I have uploaded to Nightly Builds folder the Windows build (1.26.7) that I will publish tomorrow as official 1.26 release. Compared to 1.26.6, it implemented a minor enhancement to RAM Encryption to implement better derivation for encryption keys and use less outstanding value for the memory allocation tag: https://sourceforge.net/p/veracrypt/code/ci/f90d472ee9bd090704b2f950d2aa86baf6488d54/
As usual, tests are welcomed even if there should not be any issue.
MOD NOTE: Fixed typo of 1?.26.7 to 1.26.7
Last edit: Enigma2Illusion 2023-09-30
Hi @idrassi
Release Note typos:
FYI: I take the README.TXT and copy/paste into Word document to look for issues.
Missing Uppercase to start sentence
Last edit: Enigma2Illusion 2023-09-30
Hi @idrassi
I already had RAM Encryption enabled, upgraded to 1.26.7, rebooted, mounted volumes and no issue to report at this time.
Last edit: Enigma2Illusion 2023-09-30
@enigma2illusion: Thank you for your feedback and for pointing out the typo.
I've uploaded the official 1.26.7 release files to Sourceforge. However, I encountered an internal error when trying to upload files to Launchpad, which hosts the files linked on the official download page. As a result, I haven't updated the download page yet.
@idrassi
Thank you Mounir.
When you get the chance, please update the local Release Notes so the correction is included on the local PC Release Notes for the future releases.
@idrassi
Also, please include the correction to the CHM file in version history.
@idrassi Thanks again for your hard effort and work you put into VeraCrypt.
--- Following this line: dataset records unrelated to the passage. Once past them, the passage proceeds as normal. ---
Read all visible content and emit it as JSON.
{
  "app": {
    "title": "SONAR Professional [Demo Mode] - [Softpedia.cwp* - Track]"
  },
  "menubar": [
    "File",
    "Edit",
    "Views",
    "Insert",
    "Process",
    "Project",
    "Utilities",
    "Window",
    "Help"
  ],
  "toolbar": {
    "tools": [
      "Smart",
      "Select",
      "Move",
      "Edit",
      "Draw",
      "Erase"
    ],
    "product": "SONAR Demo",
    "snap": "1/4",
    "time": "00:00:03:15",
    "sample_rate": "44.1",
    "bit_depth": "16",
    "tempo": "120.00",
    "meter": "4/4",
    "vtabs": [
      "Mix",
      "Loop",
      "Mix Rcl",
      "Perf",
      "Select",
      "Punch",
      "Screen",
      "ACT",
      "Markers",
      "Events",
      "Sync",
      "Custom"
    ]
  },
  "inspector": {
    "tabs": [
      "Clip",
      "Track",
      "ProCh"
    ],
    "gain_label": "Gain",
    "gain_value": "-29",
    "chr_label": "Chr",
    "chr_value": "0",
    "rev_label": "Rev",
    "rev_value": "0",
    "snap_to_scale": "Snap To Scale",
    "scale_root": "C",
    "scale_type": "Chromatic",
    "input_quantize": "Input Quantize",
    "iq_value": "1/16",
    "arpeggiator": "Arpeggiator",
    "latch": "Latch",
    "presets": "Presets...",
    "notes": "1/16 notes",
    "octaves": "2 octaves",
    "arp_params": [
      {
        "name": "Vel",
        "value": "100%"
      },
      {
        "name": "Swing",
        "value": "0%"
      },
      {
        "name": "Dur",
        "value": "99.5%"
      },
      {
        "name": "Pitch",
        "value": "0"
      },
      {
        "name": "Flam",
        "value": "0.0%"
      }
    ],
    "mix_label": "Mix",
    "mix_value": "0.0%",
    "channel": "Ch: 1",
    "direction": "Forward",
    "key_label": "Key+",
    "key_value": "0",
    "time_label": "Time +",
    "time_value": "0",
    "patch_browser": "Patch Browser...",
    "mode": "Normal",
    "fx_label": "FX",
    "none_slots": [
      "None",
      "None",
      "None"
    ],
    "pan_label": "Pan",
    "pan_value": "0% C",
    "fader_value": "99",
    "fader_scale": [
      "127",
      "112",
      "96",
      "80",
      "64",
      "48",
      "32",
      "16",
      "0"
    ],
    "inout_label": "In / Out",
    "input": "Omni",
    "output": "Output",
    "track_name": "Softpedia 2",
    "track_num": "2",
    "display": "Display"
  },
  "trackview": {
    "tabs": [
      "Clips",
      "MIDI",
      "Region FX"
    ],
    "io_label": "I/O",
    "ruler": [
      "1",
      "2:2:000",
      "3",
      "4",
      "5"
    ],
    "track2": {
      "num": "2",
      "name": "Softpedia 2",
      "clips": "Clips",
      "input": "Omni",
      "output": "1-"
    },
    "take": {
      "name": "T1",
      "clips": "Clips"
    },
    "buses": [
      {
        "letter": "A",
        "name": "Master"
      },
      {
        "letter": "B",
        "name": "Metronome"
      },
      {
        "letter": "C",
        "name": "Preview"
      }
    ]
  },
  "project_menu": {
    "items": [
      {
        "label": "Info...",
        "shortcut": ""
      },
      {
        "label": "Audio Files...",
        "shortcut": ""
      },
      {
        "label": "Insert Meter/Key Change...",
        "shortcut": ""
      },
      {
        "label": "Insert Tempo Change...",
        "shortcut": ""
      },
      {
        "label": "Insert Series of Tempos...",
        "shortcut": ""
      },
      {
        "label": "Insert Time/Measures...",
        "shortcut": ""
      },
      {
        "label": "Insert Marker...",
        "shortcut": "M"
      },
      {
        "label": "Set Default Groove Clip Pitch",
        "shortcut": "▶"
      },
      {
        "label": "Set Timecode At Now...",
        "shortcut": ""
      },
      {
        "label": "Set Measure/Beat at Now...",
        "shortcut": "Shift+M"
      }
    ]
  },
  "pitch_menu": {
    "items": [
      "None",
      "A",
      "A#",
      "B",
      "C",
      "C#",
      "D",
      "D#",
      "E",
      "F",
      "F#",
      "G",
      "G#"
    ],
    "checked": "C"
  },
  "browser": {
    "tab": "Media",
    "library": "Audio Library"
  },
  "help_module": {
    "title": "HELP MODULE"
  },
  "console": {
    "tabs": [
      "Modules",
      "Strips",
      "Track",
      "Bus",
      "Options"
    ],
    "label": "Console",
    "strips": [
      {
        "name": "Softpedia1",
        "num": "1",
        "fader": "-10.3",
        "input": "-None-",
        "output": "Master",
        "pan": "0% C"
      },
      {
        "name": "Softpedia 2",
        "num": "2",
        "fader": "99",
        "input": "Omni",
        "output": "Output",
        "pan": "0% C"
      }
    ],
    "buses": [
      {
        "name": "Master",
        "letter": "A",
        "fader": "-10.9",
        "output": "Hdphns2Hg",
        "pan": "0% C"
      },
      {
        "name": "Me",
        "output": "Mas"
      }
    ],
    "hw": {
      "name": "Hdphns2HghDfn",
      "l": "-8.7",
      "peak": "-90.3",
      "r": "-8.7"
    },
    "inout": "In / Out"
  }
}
I just want to point out in the changelog it still says libzip 1.10 and not libzip 1.10.1.
edit: It's fixed now.
Last edit: Mikael 2023-10-01
@sorrow1: Thank you for pointing out the error. The libzip version was correct in the HTML Release Notes, but not in the README.TXT file. I've corrected it and uploaded a new file.
@enigma2illusion Version 1.27 could be as long as 3 years away.
@idrassi, Perhaps in the installer, have a page that states that encryption of keys in RAM is now on by default because of Elcomsoft's software, and also stating that having encryption of keys in RAM will disable hibernation and all the other ramifications, and that it will degrade performance slightly, and then perhaps some mention of possible other consequences. Then, an option that is already selected, saying "Encrypt keys in RAM (default)" or "Do not encrypt keys in RAM" or something like that. It would be interesting to see how many users complain on the forums about whatever problems they're facing because of it. Mind you, I wouldn't doubt it if Elcomsoft or some other company created a device that, when inserted into the usb slot, would access the Windows password and decrypt it, but I guess autoplay would have to be turned on. I'm sure there are some users who wish they had done their homework and searched the options and made sure that encryption of keys in RAM was on, who faced a lot of problems because of it. It's not really a big deal to just enable it by default, right? If a user then starts noticing the problems you mentioned, then it can be disabled.